Certain groups face a higher risk. People receiving long-term intravenous nutrition without biotin added to the solution are vulnerable, as are infants fed formulas that lack biotin. Long-term use of anti-seizure medications can interfere with biotin absorption and increase how quickly the body breaks it down. Smoking accelerates biotin breakdown as well. Pregnant women are another at-risk group: research suggests a substantial number develop marginal biotin deficiency during normal pregnancy, even without obvious symptoms. Certain liver diseases can reduce the body’s ability to recycle biotin, and rare inherited conditions like biotinidase deficiency impair biotin absorption from birth.

Biotin for Hair and Nails

Biotin supplements are marketed aggressively for hair growth and nail strength, and they’re among the most popular beauty supplements on the market. The actual evidence, however, tells a different story. A 2024 review in the Journal of the American Academy of Dermatology described the clinical support as “limited,” noting it consists mostly of isolated case reports rather than controlled trials. The authors wrote that “societal infatuation with biotin supplementation” is “vastly disproportionate to the insufficient clinical evidence supporting its efficacy.”

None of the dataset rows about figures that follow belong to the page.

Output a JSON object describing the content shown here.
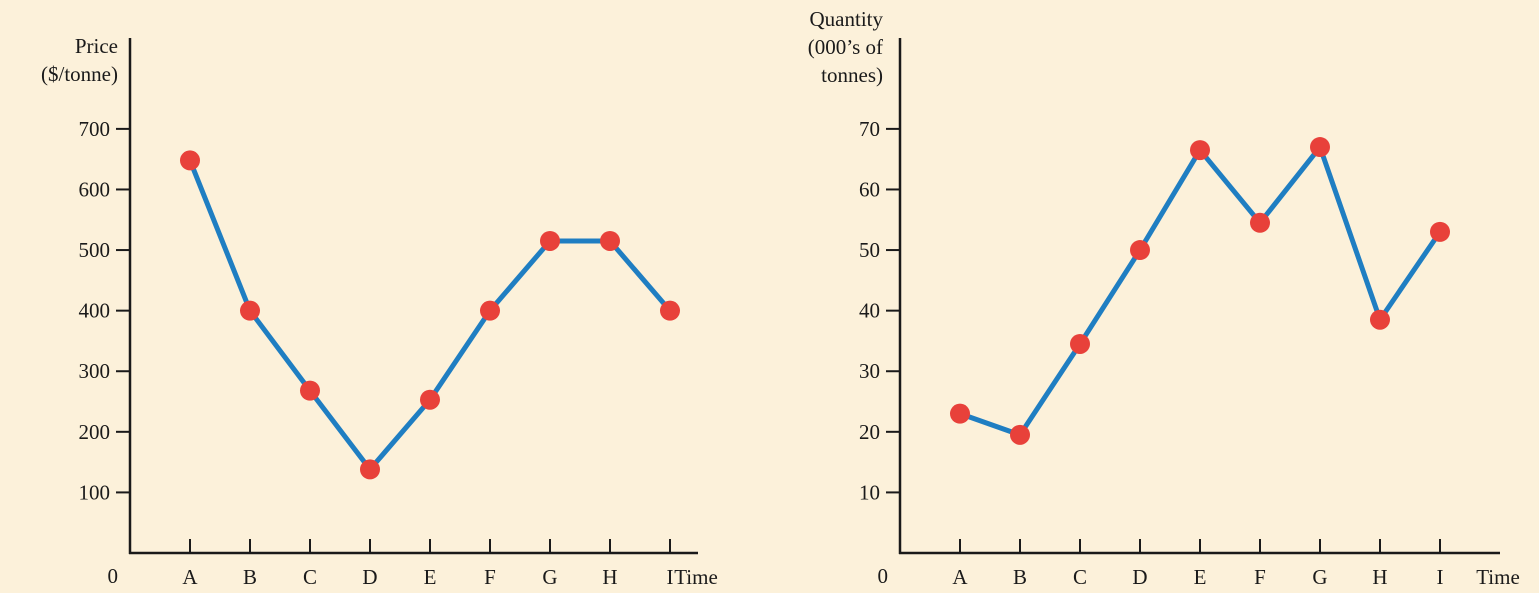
{
  "colors": {
    "background": "#fcf1da",
    "line": "#1f7ec2",
    "marker": "#e8413a",
    "axis": "#1a1a1a"
  },
  "chart_data": [
    {
      "type": "line",
      "ylabel_lines": [
        "Price",
        "($/tonne)"
      ],
      "xlabel": "Time",
      "origin_label": "0",
      "categories": [
        "A",
        "B",
        "C",
        "D",
        "E",
        "F",
        "G",
        "H",
        "I"
      ],
      "yticks": [
        100,
        200,
        300,
        400,
        500,
        600,
        700
      ],
      "ylim": [
        0,
        850
      ],
      "values": [
        648,
        400,
        268,
        138,
        253,
        400,
        515,
        515,
        400
      ],
      "grid": false
    },
    {
      "type": "line",
      "ylabel_lines": [
        "Quantity",
        "(000’s of",
        "tonnes)"
      ],
      "xlabel": "Time",
      "origin_label": "0",
      "categories": [
        "A",
        "B",
        "C",
        "D",
        "E",
        "F",
        "G",
        "H",
        "I"
      ],
      "yticks": [
        10,
        20,
        30,
        40,
        50,
        60,
        70
      ],
      "ylim": [
        0,
        85
      ],
      "values": [
        23,
        19.5,
        34.5,
        50,
        66.5,
        54.5,
        67,
        38.5,
        53
      ],
      "grid": false
    }
  ]
}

There are narrow exceptions. People with confirmed biotinidase deficiency clearly benefit from high-dose biotin, and there are anecdotal reports of improvement in conditions like brittle nail syndrome and uncombable hair syndrome. But for healthy individuals who already get enough biotin through diet, there is little reason to expect that extra biotin will make hair grow faster or nails grow stronger. If you’re experiencing hair loss or brittle nails, it’s more useful to investigate the underlying cause than to add a supplement.

The Lab Test Problem

This is the most important safety issue with biotin supplements, and it’s one many people don’t know about. High-dose biotin can interfere with a wide range of common lab tests, producing results that are either falsely high or falsely low. The FDA has issued safety warnings about this, specifically highlighting interference with troponin tests. Troponin is the primary blood marker used to diagnose heart attacks, and falsely low readings caused by biotin interference could lead to a missed diagnosis.

Thyroid function tests are also affected. Biotin can cause results that mimic hyperthyroidism (overactive thyroid) in a person with a perfectly normal thyroid, potentially triggering unnecessary treatment. The interference extends to hormone panels, vitamin D tests, and other immunoassays that use biotin-based chemistry in their design.

Many over-the-counter biotin supplements contain 5,000 to 10,000 mcg per pill, which is 166 to 333 times the daily adequate intake. At these doses, the risk of lab interference is real. If you take biotin supplements and need blood work, let your healthcare provider know. Stopping the supplement for a few days before testing is typically enough to clear biotin from your system and restore accurate results.

Why Excess Biotin Isn’t Simply Harmless

Because biotin is water-soluble, your kidneys do filter out excess amounts. This has led to a general perception that you can’t really take too much. While biotin at high doses doesn’t appear to cause direct toxicity in the way that fat-soluble vitamins like A or D can, the lab test interference described above is a concrete, documented harm. The Journal of the American Academy of Dermatology review put it plainly: there is “scant evidence for supplementation in healthy individuals, but definite risk of potential harm.” For most people eating a varied diet, the 30 mcg your body needs is already covered by food.